We can bypass some of that with artificial UV, heat , foods available , etc. I suspect however, that since I raise mine outdoors it has much more impact. 

As to benefit , I don't know. Certainly there is no harm as long as they don't get dehydrated or too cold. Pyramiding should not be impacted at all.


----------



## Tom (Dec 5, 2017)

Pond_Lilly said:


> I posted the initial thread years ago (https://tortoiseforum.org/threads/winter-eating-slows-down.37558/) and once again I see the slow down in eating in my now 6 cherryheads. Interestingly, in 2011 I posted roughly at the same time, Dec. 9. My torts spend their day outside, but sleep inside, as I take them in.
> 
> We debated in 2011 what is going on, with various theories being proposed, i.e. daytime duration, temps, pressure, etc. I wonder if other cherryhead (or other torts) keepers in Florida (or elsewhere) see the same? I wonder also what happens with wild cherryheads in winter?
> 
> Another question is whether or not this slowdown is beneficial or not, maybe it slows growth/prevents pyramiding, maybe something else? In even broader sense, is it more beneficial to give torts "seasons", even when kept indoors, compared to keeping them in highly stable, highly controlled environment?



What sort of weather and seasonal variation do cherry heads encounter in the wild? Being from the tropics, I'm guessing there isn't much variation.

By contrast, here in North America, we are not in the tropics and even Florida experiences a true temperate climate with winter days being much shorter than summer days, light values changing drastically from winter to summer, and vastly different temperatures from summer nights to winter nights.

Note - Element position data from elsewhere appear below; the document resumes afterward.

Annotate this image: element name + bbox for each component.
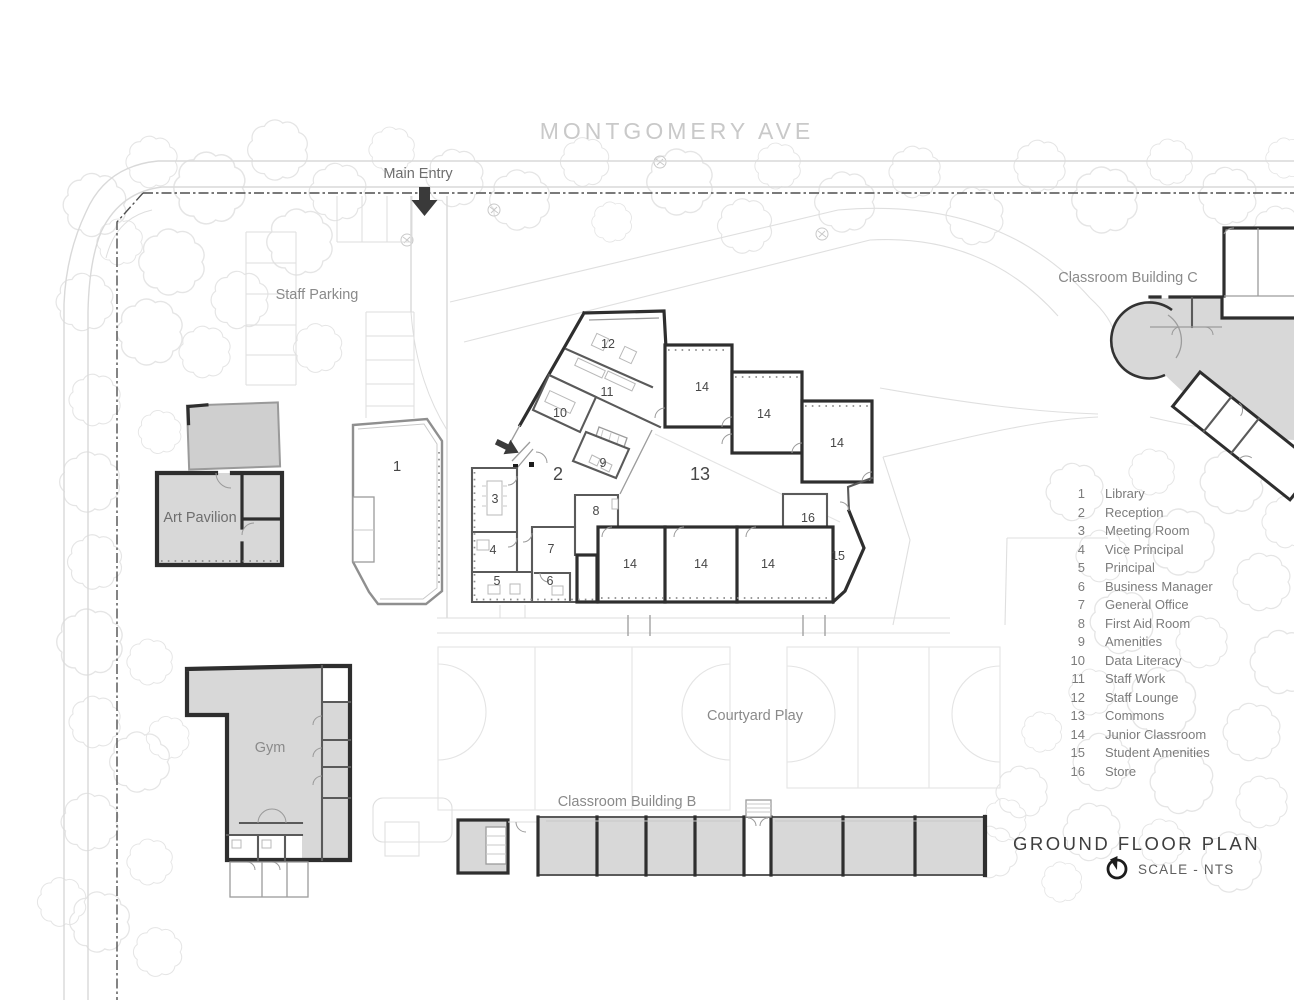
room-number-junior-classroom: 14 xyxy=(761,557,775,571)
room-number-staff-lounge: 12 xyxy=(601,337,615,351)
art-pavilion-label: Art Pavilion xyxy=(163,510,236,526)
north-arrow-icon xyxy=(1108,856,1126,878)
legend-num: 6 xyxy=(1078,579,1085,594)
legend-name: Data Literacy xyxy=(1105,653,1182,668)
drawing-title: GROUND FLOOR PLAN xyxy=(1013,833,1260,854)
legend-name: Staff Work xyxy=(1105,671,1166,686)
room-number-general-office: 7 xyxy=(548,542,555,556)
room-number-staff-work: 11 xyxy=(601,385,614,399)
legend-num: 1 xyxy=(1078,486,1085,501)
legend-num: 16 xyxy=(1071,764,1085,779)
gym-annex xyxy=(230,862,308,897)
legend-num: 15 xyxy=(1071,745,1085,760)
courtyard-play-label: Courtyard Play xyxy=(707,708,804,724)
legend-name: Amenities xyxy=(1105,634,1163,649)
legend-num: 12 xyxy=(1071,690,1085,705)
classroom-building-b xyxy=(458,800,985,875)
legend-name: Meeting Room xyxy=(1105,523,1190,538)
room-number-data-literacy: 10 xyxy=(553,406,567,420)
street-name: MONTGOMERY AVE xyxy=(540,118,815,144)
legend-num: 13 xyxy=(1071,708,1085,723)
legend-name: Principal xyxy=(1105,560,1155,575)
room-number-first-aid: 8 xyxy=(593,504,600,518)
admin-building xyxy=(472,311,872,602)
legend-name: General Office xyxy=(1105,597,1189,612)
room-number-junior-classroom: 14 xyxy=(623,557,637,571)
title-block: GROUND FLOOR PLAN SCALE - NTS xyxy=(1013,833,1260,878)
room-number-meeting-room: 3 xyxy=(492,492,499,506)
room-number-library: 1 xyxy=(393,458,401,475)
legend-name: Student Amenities xyxy=(1105,745,1210,760)
site-plan-svg: MONTGOMERY AVE Main Entry Staff Parking … xyxy=(0,0,1294,1000)
legend-num: 8 xyxy=(1078,616,1085,631)
play-courts xyxy=(438,647,1000,810)
room-number-commons: 13 xyxy=(690,464,710,484)
classroom-building-b-label: Classroom Building B xyxy=(558,794,697,810)
legend-num: 10 xyxy=(1071,653,1085,668)
room-number-vice-principal: 4 xyxy=(490,543,497,557)
legend-num: 3 xyxy=(1078,523,1085,538)
legend-num: 14 xyxy=(1071,727,1085,742)
gym-building xyxy=(187,666,350,897)
ground-floor-plan-drawing: MONTGOMERY AVE Main Entry Staff Parking … xyxy=(0,0,1294,1000)
legend-name: First Aid Room xyxy=(1105,616,1190,631)
legend-num: 11 xyxy=(1072,671,1086,686)
legend-name: Junior Classroom xyxy=(1105,727,1206,742)
gym-label: Gym xyxy=(255,740,286,756)
legend-num: 2 xyxy=(1078,505,1085,520)
room-number-junior-classroom: 14 xyxy=(695,380,709,394)
art-pavilion-building xyxy=(157,402,282,565)
room-number-business-manager: 6 xyxy=(547,574,554,588)
shrub-icon xyxy=(401,156,828,246)
room-number-store: 16 xyxy=(801,511,815,525)
building-c-north-block xyxy=(1224,228,1294,296)
legend-num: 4 xyxy=(1078,542,1085,557)
legend-name: Commons xyxy=(1105,708,1165,723)
drawing-scale: SCALE - NTS xyxy=(1138,862,1234,877)
legend-num: 5 xyxy=(1078,560,1085,575)
room-number-junior-classroom: 14 xyxy=(694,557,708,571)
legend-num: 9 xyxy=(1078,634,1085,649)
classroom-building-c-label: Classroom Building C xyxy=(1058,270,1197,286)
legend-name: Library xyxy=(1105,486,1145,501)
classroom-building-c xyxy=(1111,228,1294,500)
legend-num: 7 xyxy=(1078,597,1085,612)
room-number-junior-classroom: 14 xyxy=(757,407,771,421)
room-number-student-amenities: 15 xyxy=(831,549,845,563)
library-building xyxy=(353,419,442,604)
legend-name: Store xyxy=(1105,764,1136,779)
staff-wing xyxy=(509,311,666,478)
room-number-junior-classroom: 14 xyxy=(830,436,844,450)
room-number-reception: 2 xyxy=(553,464,563,484)
main-entry-arrow-icon xyxy=(412,187,438,216)
reception-entry-arrow-icon xyxy=(493,435,522,460)
legend-name: Reception xyxy=(1105,505,1164,520)
room-number-amenities: 9 xyxy=(600,456,607,470)
legend-name: Business Manager xyxy=(1105,579,1213,594)
staff-parking-label: Staff Parking xyxy=(276,287,359,303)
room-number-principal: 5 xyxy=(494,574,501,588)
legend-name: Staff Lounge xyxy=(1105,690,1179,705)
legend-name: Vice Principal xyxy=(1105,542,1184,557)
main-entry-label: Main Entry xyxy=(383,166,453,182)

This being the case, I do think there is benefit to giving "seasons" to temperate species like russians, CA desert tortoises, or greeks. I don't think there is benefit to giving large seasonal variations to sulcatas or cherry heads. These two species are very adaptable and can survive the unnatural seasonal variation in our climate with a little help and electricity from us, but this doesn't make it something desirable that we should try to do. In fact, I think the opposite is true. We should be trying to reduce seasonal light and temperature variations in tropical species.


----------



## Kaliman1962 (Dec 13, 2017)

my greek lives indoors, my lights stay on the same, but i think they sense its winter, she has slowed down on her eating, sleeping more


----------



## trickspiration (Dec 18, 2017)

Kaliman1962 said:


> my greek lives indoors, my lights stay on the same, but i think they sense its winter, she has slowed down on her eating, sleeping more



My greek has been acting the same way. He is housed indoors and the lights turn on at 8:30am via a timer. He usually doesn't want to wake up by himself, so we force him to wake up and place him under the heat lamp to warm up. Since december has started, he's been wanting to go straight back to bed after we pull him out of bed and his appetite has decreased (he still eats his food, but a lesser amount than usual).


----------